XLSR-Wav2Vec2 with punctuation

Hi,

I’ve been trying to train XLSR-Wav2Vec2 to predict transcription + “relevant” punctuation (typically we don’t keep the punctuation).

The idea was to get punctuation in an end-to-end manner as the audio sample gives us additional hints to differentiate between statements, questions and exclamations vs doing an additional post-processing.

The goal is to be able to speak without saying “period”, “question mark”, etc… which is unnatural.

Here are my main steps:

  • I started from the transformers example run_common_voice
  • I use the CommonVoice English dataset as it’s easier to preprocess than other languages
  • I use unidecode to preprocess the text which does a lot of smart changes → Málaga becomes Malaga, François becomes Francois, etc
  • my regex of chars to remove is "()[\]_+/=%|` (was tricky to create, the order here matters)
  • I have a dict of resamplers (since they’re not all 16,000)
  • I filter by duration

Not sure if the wer metric should be adapted. Maybe I should add a separator between the punctuation but based on the way it’s calculated, I feel like it should decrease regardless.

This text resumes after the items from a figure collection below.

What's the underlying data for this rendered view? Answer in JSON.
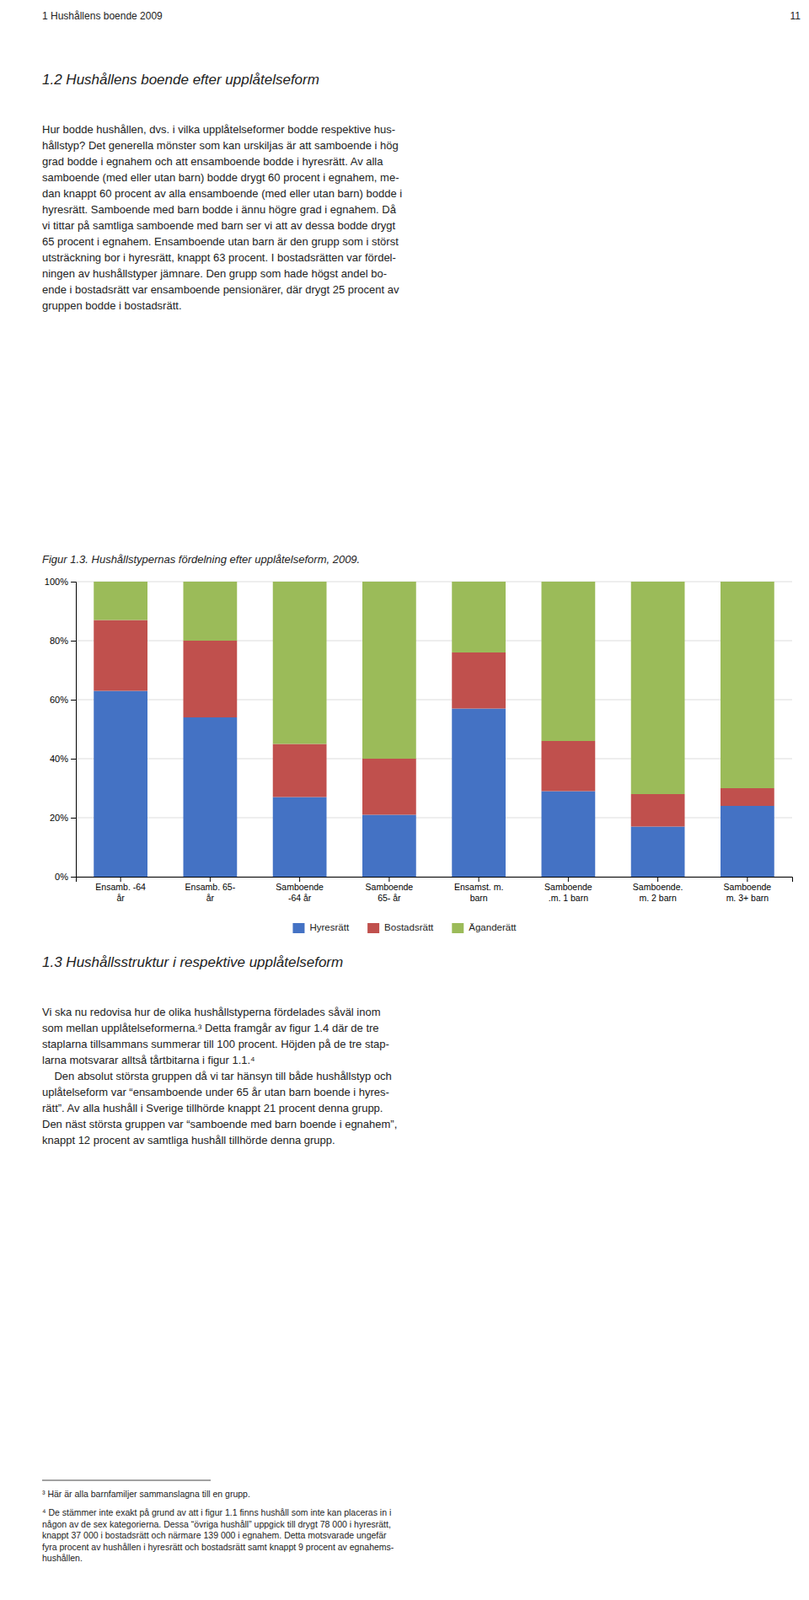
{
  "page_text": {
    "header_left": "1 Hushållens boende 2009",
    "header_right": "11",
    "sec12_heading": "1.2 Hushållens boende efter upplåtelseform",
    "sec12_body": "Hur bodde hushållen, dvs. i vilka upplåtelseformer bodde respektive hus-\nhållstyp? Det generella mönster som kan urskiljas är att samboende i hög\ngrad bodde i egnahem och att ensamboende bodde i hyresrätt. Av alla\nsamboende (med eller utan barn) bodde drygt 60 procent i egnahem, me-\ndan knappt 60 procent av alla ensamboende (med eller utan barn) bodde i\nhyresrätt. Samboende med barn bodde i ännu högre grad i egnahem. Då\nvi tittar på samtliga samboende med barn ser vi att av dessa bodde drygt\n65 procent i egnahem. Ensamboende utan barn är den grupp som i störst\nutsträckning bor i hyresrätt, knappt 63 procent. I bostadsrätten var fördel-\nningen av hushållstyper jämnare. Den grupp som hade högst andel bo-\nende i bostadsrätt var ensamboende pensionärer, där drygt 25 procent av\ngruppen bodde i bostadsrätt.",
    "sec13_heading": "1.3 Hushållsstruktur i respektive upplåtelseform",
    "sec13_body": "Vi ska nu redovisa hur de olika hushållstyperna fördelades såväl inom\nsom mellan upplåtelseformerna.³ Detta framgår av figur 1.4 där de tre\nstaplarna tillsammans summerar till 100 procent. Höjden på de tre stap-\nlarna motsvarar alltså tårtbitarna i figur 1.1.⁴\n    Den absolut största gruppen då vi tar hänsyn till både hushållstyp och\nuplåtelseform var “ensamboende under 65 år utan barn boende i hyres-\nrätt”. Av alla hushåll i Sverige tillhörde knappt 21 procent denna grupp.\nDen näst största gruppen var “samboende med barn boende i egnahem”,\nknappt 12 procent av samtliga hushåll tillhörde denna grupp.",
    "fn1": "³ Här är alla barnfamiljer sammanslagna till en grupp.",
    "fn2": "⁴ De stämmer inte exakt på grund av att i figur 1.1 finns hushåll som inte kan placeras in i\nnågon av de sex kategorierna. Dessa “övriga hushåll” uppgick till drygt 78 000 i hyresrätt,\nknappt 37 000 i bostadsrätt och närmare 139 000 i egnahem. Detta motsvarade ungefär\nfyra procent av hushållen i hyresrätt och bostadsrätt samt knappt 9 procent av egnahems-\nhushållen."
  },
  "chart_data": {
    "type": "bar",
    "title": "Figur 1.3. Hushållstypernas fördelning efter upplåtelseform, 2009.",
    "stacked": true,
    "categories": [
      "Ensamb. -64\når",
      "Ensamb. 65-\når",
      "Samboende\n-64 år",
      "Samboende\n65- år",
      "Ensamst. m.\nbarn",
      "Samboende\n.m. 1 barn",
      "Samboende.\nm. 2 barn",
      "Samboende\nm. 3+ barn"
    ],
    "series": [
      {
        "name": "Hyresrätt",
        "color": "#4472C4",
        "values": [
          63,
          54,
          27,
          21,
          57,
          29,
          17,
          24
        ]
      },
      {
        "name": "Bostadsrätt",
        "color": "#C0504D",
        "values": [
          24,
          26,
          18,
          19,
          19,
          17,
          11,
          6
        ]
      },
      {
        "name": "Äganderätt",
        "color": "#9BBB59",
        "values": [
          13,
          20,
          55,
          60,
          24,
          54,
          72,
          70
        ]
      }
    ],
    "ylim": [
      0,
      100
    ],
    "yticks": [
      {
        "value": 0,
        "label": "0%"
      },
      {
        "value": 20,
        "label": "20%"
      },
      {
        "value": 40,
        "label": "40%"
      },
      {
        "value": 60,
        "label": "60%"
      },
      {
        "value": 80,
        "label": "80%"
      },
      {
        "value": 100,
        "label": "100%"
      }
    ],
    "grid": true,
    "legend": "bottom"
  }
}
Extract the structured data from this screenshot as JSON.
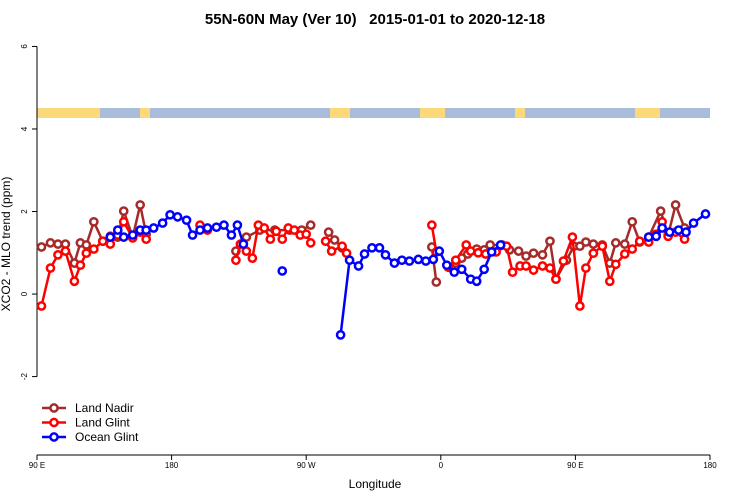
{
  "chart_data": {
    "type": "line",
    "title": "55N-60N May (Ver 10)   2015-01-01 to 2020-12-18",
    "x_label": "Longitude",
    "y_label": "XCO2 - MLO trend (ppm)",
    "xlim": [
      90,
      540
    ],
    "ylim": [
      -3.9,
      6.35
    ],
    "xticks": [
      {
        "value": 90,
        "label": "90 E"
      },
      {
        "value": 180,
        "label": "180"
      },
      {
        "value": 270,
        "label": "90 W"
      },
      {
        "value": 360,
        "label": "0"
      },
      {
        "value": 450,
        "label": "90 E"
      },
      {
        "value": 540,
        "label": "180"
      }
    ],
    "yticks": [
      -2,
      0,
      2,
      4,
      6
    ],
    "legend": "bottom-left",
    "series": [
      {
        "name": "Land Nadir",
        "color": "#a52a2a",
        "x": [
          93,
          99,
          104,
          109,
          115,
          119,
          123,
          128,
          134,
          139,
          144,
          148,
          154,
          159,
          163,
          null,
          223,
          230,
          239,
          249,
          259,
          267,
          273,
          null,
          285,
          289,
          294,
          null,
          354,
          357,
          null,
          370,
          374,
          378,
          384,
          389,
          393,
          401,
          406,
          412,
          417,
          422,
          428,
          433,
          437,
          444,
          449,
          453,
          457,
          462,
          468,
          473,
          477,
          483,
          488,
          493,
          499,
          507,
          512,
          517,
          523
        ],
        "values": [
          1.14,
          1.24,
          1.21,
          1.21,
          0.75,
          1.24,
          1.19,
          1.75,
          1.28,
          1.4,
          1.38,
          2.01,
          1.38,
          2.16,
          1.45,
          null,
          1.04,
          1.38,
          1.55,
          1.55,
          1.55,
          1.55,
          1.67,
          null,
          1.5,
          1.31,
          1.12,
          null,
          1.14,
          0.29,
          null,
          0.75,
          0.87,
          0.97,
          1.09,
          1.07,
          1.19,
          1.19,
          1.07,
          1.04,
          0.92,
          0.99,
          0.95,
          1.28,
          0.36,
          0.82,
          1.16,
          1.16,
          1.26,
          1.21,
          1.19,
          0.75,
          1.24,
          1.21,
          1.75,
          1.26,
          1.38,
          2.01,
          1.43,
          2.16,
          1.6
        ]
      },
      {
        "name": "Land Glint",
        "color": "#ff0000",
        "x": [
          93,
          99,
          104,
          109,
          115,
          119,
          123,
          128,
          134,
          139,
          144,
          148,
          154,
          159,
          163,
          null,
          199,
          204,
          null,
          223,
          226,
          230,
          234,
          238,
          242,
          246,
          250,
          254,
          258,
          262,
          266,
          270,
          273,
          null,
          283,
          287,
          294,
          297,
          null,
          354,
          357,
          null,
          365,
          370,
          377,
          380,
          385,
          390,
          397,
          404,
          408,
          413,
          417,
          422,
          428,
          433,
          437,
          442,
          448,
          453,
          457,
          462,
          468,
          473,
          477,
          483,
          488,
          493,
          499,
          504,
          508,
          512,
          517,
          523
        ],
        "values": [
          -0.29,
          0.63,
          0.95,
          1.04,
          0.31,
          0.7,
          0.99,
          1.09,
          1.28,
          1.21,
          1.43,
          1.75,
          1.36,
          1.5,
          1.33,
          null,
          1.67,
          1.55,
          null,
          0.82,
          1.21,
          1.04,
          0.87,
          1.67,
          1.6,
          1.33,
          1.52,
          1.33,
          1.6,
          1.55,
          1.43,
          1.45,
          1.24,
          null,
          1.28,
          1.04,
          1.16,
          0.99,
          null,
          1.67,
          1.02,
          null,
          0.65,
          0.82,
          1.19,
          1.04,
          1.0,
          0.97,
          1.02,
          1.16,
          0.53,
          0.68,
          0.68,
          0.58,
          0.68,
          0.63,
          0.36,
          0.8,
          1.38,
          -0.29,
          0.63,
          0.99,
          1.16,
          0.31,
          0.72,
          0.97,
          1.09,
          1.28,
          1.26,
          1.45,
          1.75,
          1.4,
          1.5,
          1.33
        ]
      },
      {
        "name": "Ocean Glint",
        "color": "#0000ff",
        "x": [
          139,
          144,
          148,
          154,
          159,
          163,
          168,
          174,
          179,
          184,
          190,
          194,
          199,
          204,
          210,
          215,
          220,
          224,
          228,
          null,
          254,
          null,
          293,
          299,
          305,
          309,
          314,
          319,
          323,
          329,
          334,
          339,
          345,
          350,
          355,
          359,
          364,
          369,
          374,
          380,
          384,
          389,
          394,
          400,
          null,
          499,
          504,
          508,
          513,
          519,
          524,
          529,
          537
        ],
        "values": [
          1.38,
          1.55,
          1.38,
          1.43,
          1.55,
          1.55,
          1.6,
          1.72,
          1.92,
          1.87,
          1.79,
          1.43,
          1.55,
          1.6,
          1.62,
          1.67,
          1.43,
          1.67,
          1.21,
          null,
          0.56,
          null,
          -0.99,
          0.82,
          0.68,
          0.97,
          1.12,
          1.12,
          0.95,
          0.75,
          0.82,
          0.8,
          0.84,
          0.8,
          0.84,
          1.04,
          0.7,
          0.53,
          0.6,
          0.36,
          0.31,
          0.6,
          1.02,
          1.19,
          null,
          1.38,
          1.4,
          1.6,
          1.5,
          1.55,
          1.5,
          1.72,
          1.94
        ]
      }
    ]
  }
}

So far my training loss reduces (when using the full dataset it gets to nan probably due to some corrupted examples) but I keep a wer of 1. When testing a long run, I just get an empty output.

To reproduce:

  • clone this repo
  • python run_common_voice.py --dataset_config_name en --output_dir ./model --overwrite_output_dir --model_name_or_path facebook/wav2vec2-large-xlsr-53 --num_train_epochs 3 --per_device_train_batch_size 16 --evaluation_strategy epoch --fp16 --freeze_feature_extractor --group_by_length --gradient_checkpointing --do_train --do_eval --save_total_limit 1 --logging_steps 100 --warmup_steps 500 --load_best_model_at_end --metric_for_best_model wer --greater_is_better False --gradient_accumulation 2 --activation_dropout 0.055 --attention_dropout 0.094 --feat_proj_dropout 0.04 --hidden_dropout 0.047 --layerdrop 0.041 --learning_rate 0.000234 --mask_time_prob 0.082 --per_device_eval_batch_size 8

Feel free to give any suggestions. I’ll update if I get more interesting results.

3 Likes

Hi, how did you preprocess the punctuation?